Elmer Friend, an Ojai citrus grower who saw Pixie trees at Noyes’ test plot, planted his first block of the variety around 1970, recalls Tony Thacher, his son-in-law and successor at Friend’s Ranches, which now farms about 11 acres of the fruit. At first the Pixie was a tough sell to grocery chains, because of its petite proportions. Thacher remembers taking his fruit to a high-end chain where the buyer shook his head, saying, “No way can we sell such a tiny fruit.”
But Thacher and a few other Ojai growers, notably Jim Churchill and his wife, Lisa Brenneis, owners of Churchill Orchard, believed in the Pixie and persevered, gradually expanding their plantings and promoting the variety’s reputation to citrus lovers, chefs and high-end stores near and far. One lucky break has been that the fruit ships and stores quite well; because of its firm flesh and dense rind, it keeps well without waxing and so avoids the development of off-flavors that often bedevils waxed mandarins.
Today 41 growers in Ojai farm roughly 200 acres of Pixies and market their fruit through an informal association led by Thacher, Churchill and Brenneis. The season, which is about two weeks late this year, typically begins in early March and runs through May or June. The fruit can be good even later, but demand is lower once summer stone fruit floods the markets, and late-season Pixies can be dry.

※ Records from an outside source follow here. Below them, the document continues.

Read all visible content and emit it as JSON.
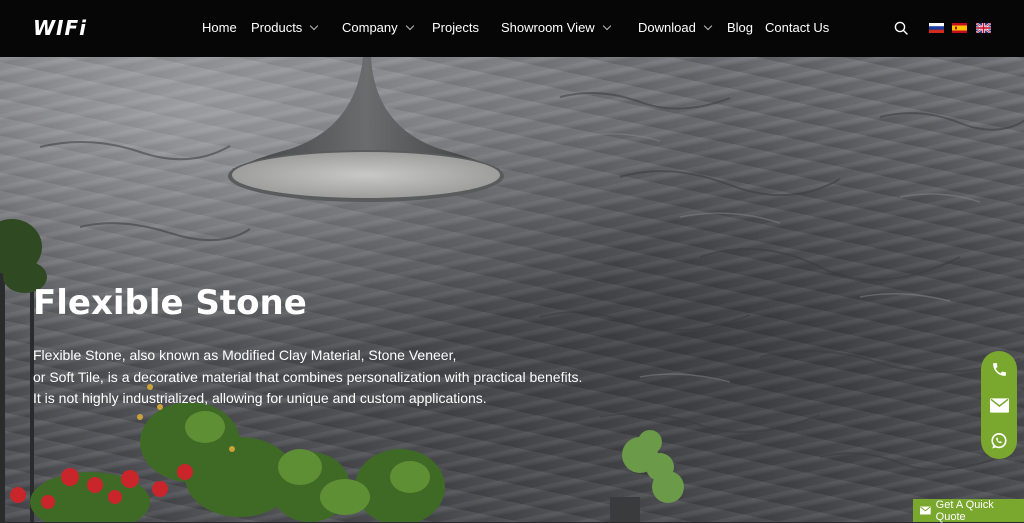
{
  "header": {
    "logo": "WIFi",
    "nav": [
      {
        "label": "Home",
        "dropdown": false
      },
      {
        "label": "Products",
        "dropdown": true
      },
      {
        "label": "Company",
        "dropdown": true
      },
      {
        "label": "Projects",
        "dropdown": false
      },
      {
        "label": "Showroom View",
        "dropdown": true
      },
      {
        "label": "Download",
        "dropdown": true
      },
      {
        "label": "Blog",
        "dropdown": false
      },
      {
        "label": "Contact Us",
        "dropdown": false
      }
    ],
    "search_icon": "search-icon",
    "languages": [
      "russian-flag-icon",
      "spanish-flag-icon",
      "uk-flag-icon"
    ]
  },
  "hero": {
    "title": "Flexible Stone",
    "description": [
      "Flexible Stone, also known as Modified Clay Material, Stone Veneer,",
      "or Soft Tile, is a decorative material that combines personalization with practical benefits.",
      "It is not highly industrialized, allowing for unique and custom applications."
    ]
  },
  "contact": {
    "buttons": [
      "phone-icon",
      "email-icon",
      "whatsapp-icon"
    ],
    "quote_label": "Get A Quick Quote"
  },
  "colors": {
    "header_bg": "#060606",
    "accent_green": "#7aa72e",
    "text": "#ffffff"
  }
}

One characteristic of Pixie that makes it a challenge for growers and marketers is that it is a strong alternate bearer, meaning that one year it will produce a large crop of very small fruit and the next year a scanty crop of large fruit. Growers try to control this problem by pruning in off years, but fruit size gets smaller as the trees mature, and this year many orchards set large crops of small fruit.
Growers say, and I have confirmed through informal testing, that small and medium Pixies are juicier, sweeter and more flavorful than large fruit, which can have coarse flesh. However, grocery chains, perhaps following their customers, often buy with their eyes and pay roughly twice as much for large fruit. I prefer the medium fruit because it’s somewhat easier to peel, but even the tiny “pony” size, as the smallest fruit is called, can still be delightful if cut into quarters.
Friend’s Ranches mostly brings netted bags of small fruit to market, at Hollywood and Ojai (Sunday), Santa Barbara (Saturday) and Santa Monica (Wednesday), but accepts special orders for medium and larger sizes. It also has a farm stand at 15150 Maricopa Highway in Ojai ([805] 646-2871) and sells by mail order. Churchill Orchard sells certified organic Pixies at the Ojai market. Mike and Mary Shore of Timber Canyon Ranch offer both conventional and certified organic Pixies at the Ventura (Saturday and Wednesday), Santa Clarita (Sunday) and Thousand Oaks (Thursday) markets. And Ojai Pixies are sold at Gelson’s, Bristol Farms and Whole Foods markets — a triumph of flavor over size and appearance.